Memoize
As our applications grow and begin to perform more computationally intensive tasks, the need for processing speed increases, and optimization of processes becomes necessary. When we ignore this (optimize our code), we end up with programs that consume a lot of time and use a terrible amount of system resources during execution.
What is Memoization?
Memoization is an optimization technique that speeds up applications by storing the results of function calls (which these functions are called expensive function
) and returning cached results when the same request input (which has been executed at least once before).
What is an expensive function?
Make no mistake, we are not spending money here. In the context of computer programs, the two main resources we have are time and memory. Therefore, it is một gọi hàm
expensive to call a function that consumes large amounts of these two resources during execution due to heavy computation (jagged code or complex requests, for example).
For this, memoization uses caching to store the results of function calls, so that they can be quickly and easily accessed later.
A cache is simply a temporary data store that holds data so that it can be served faster for future requests.
Why is memoization necessary?
We have an example as follows:
Imagine you are reading a new novel with an attractively decorated cover at the park. Every time a person passes by, they are attracted by the cover of the book, so they ask the name of the book and its author. The first time the question is asked, you turn the cover page and read the title and the author's name. Now, more and more people keep stopping and asking the same question. You are a very very nice person, so you answer them all
=> You can turn the cover, read the title and author's name for each of them, or you will start memorizing the information and respond to them with your head (instead of turning the cover to read =)) ) Help you save more time? (but still a nice person :v)
This is an example set by the author, suppose there is a guy who reads a book and can't remember the name of the book or the author's name, but actually I'm the same, the book I re-read the most times is Rừng Nauy
, remember everything. The character's name but I can't remember the author's name, I say that to prove that the author's example of this article is not very funny.
Notice the similarity? With memoization, when a function is given input, it performs the necessary calculation and caches the result before returning the value. If the same input is received in the future, it will not have to do it over and over again but will simply deliver the result from the cache too.
How does memoization work?
Concepts memoization
in JavaScript are built mainly on two concepts:
Closures
Higher Order Functions (returning functions from functions)
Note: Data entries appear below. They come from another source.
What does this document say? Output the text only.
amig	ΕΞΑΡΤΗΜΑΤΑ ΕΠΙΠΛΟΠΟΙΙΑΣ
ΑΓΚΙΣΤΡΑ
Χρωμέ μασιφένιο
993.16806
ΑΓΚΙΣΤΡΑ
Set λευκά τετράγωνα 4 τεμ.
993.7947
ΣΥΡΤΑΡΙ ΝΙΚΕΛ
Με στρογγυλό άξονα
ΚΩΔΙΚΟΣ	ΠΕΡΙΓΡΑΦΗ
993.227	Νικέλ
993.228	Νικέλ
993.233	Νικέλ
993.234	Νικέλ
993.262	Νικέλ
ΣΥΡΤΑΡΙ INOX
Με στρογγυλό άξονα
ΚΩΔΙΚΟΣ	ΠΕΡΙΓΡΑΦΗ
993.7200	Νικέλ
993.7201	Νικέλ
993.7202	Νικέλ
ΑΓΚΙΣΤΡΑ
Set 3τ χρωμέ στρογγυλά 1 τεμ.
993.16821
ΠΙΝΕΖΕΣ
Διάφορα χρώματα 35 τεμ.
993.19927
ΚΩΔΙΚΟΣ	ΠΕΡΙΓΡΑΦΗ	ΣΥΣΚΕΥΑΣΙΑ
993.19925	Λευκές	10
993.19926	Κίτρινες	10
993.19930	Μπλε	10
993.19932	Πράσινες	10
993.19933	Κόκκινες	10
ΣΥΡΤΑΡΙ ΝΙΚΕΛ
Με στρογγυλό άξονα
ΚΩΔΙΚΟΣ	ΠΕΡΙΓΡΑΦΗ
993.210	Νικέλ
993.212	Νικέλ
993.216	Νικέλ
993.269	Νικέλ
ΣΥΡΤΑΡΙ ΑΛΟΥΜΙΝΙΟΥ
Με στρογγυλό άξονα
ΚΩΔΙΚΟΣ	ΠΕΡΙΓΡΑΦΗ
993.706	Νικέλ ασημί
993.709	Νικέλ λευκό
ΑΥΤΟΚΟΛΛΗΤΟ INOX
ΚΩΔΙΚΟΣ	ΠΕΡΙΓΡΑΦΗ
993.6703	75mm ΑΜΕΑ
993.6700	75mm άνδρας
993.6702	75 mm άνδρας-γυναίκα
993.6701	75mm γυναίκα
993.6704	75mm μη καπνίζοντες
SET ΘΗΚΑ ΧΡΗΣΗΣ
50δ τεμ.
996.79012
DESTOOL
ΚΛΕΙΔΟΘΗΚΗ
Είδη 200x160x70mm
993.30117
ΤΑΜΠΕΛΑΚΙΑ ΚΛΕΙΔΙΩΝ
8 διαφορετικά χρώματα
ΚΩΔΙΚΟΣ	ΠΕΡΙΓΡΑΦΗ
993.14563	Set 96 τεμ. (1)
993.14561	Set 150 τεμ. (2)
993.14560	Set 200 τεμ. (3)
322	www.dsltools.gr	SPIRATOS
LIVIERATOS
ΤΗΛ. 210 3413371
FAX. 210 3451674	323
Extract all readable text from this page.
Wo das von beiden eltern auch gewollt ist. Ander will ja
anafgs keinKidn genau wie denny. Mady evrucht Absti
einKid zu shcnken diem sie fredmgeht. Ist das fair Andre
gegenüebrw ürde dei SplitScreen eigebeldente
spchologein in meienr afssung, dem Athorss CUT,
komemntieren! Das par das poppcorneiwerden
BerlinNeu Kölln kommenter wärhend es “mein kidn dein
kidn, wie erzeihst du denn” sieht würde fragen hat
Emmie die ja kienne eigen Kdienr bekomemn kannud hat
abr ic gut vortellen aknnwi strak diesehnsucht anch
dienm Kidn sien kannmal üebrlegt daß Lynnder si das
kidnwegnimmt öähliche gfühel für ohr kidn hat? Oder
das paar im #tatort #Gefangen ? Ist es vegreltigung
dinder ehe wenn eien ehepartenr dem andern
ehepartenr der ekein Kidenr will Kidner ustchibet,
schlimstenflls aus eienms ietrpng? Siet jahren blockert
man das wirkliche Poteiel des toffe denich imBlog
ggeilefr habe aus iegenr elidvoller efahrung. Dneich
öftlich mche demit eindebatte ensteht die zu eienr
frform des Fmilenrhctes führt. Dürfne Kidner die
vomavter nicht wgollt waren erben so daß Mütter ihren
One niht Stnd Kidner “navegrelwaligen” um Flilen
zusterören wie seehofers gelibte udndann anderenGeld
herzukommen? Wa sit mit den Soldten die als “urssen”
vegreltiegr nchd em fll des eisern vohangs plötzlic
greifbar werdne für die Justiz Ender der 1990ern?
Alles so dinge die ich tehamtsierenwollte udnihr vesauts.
The scope is where a variable or function can be accessed and used/referenced via name directly. And outside that scope, that variable or function will no longer be visible directly.
Closure is a function or reference (also known as a closure) that comes with the environment it refers to (quite a twist).
As we just said above, scope is the concept that regulates the "visibility" and "lifetime" of a variable. Normally, for example in C, the scope will be block scope
, which means that the variables created in the block will only be seen in that block, and when outside of that block, the variables in the block will be released (like in C). are variables created in the stack that will be free when exiting the block), and will no longer be visible.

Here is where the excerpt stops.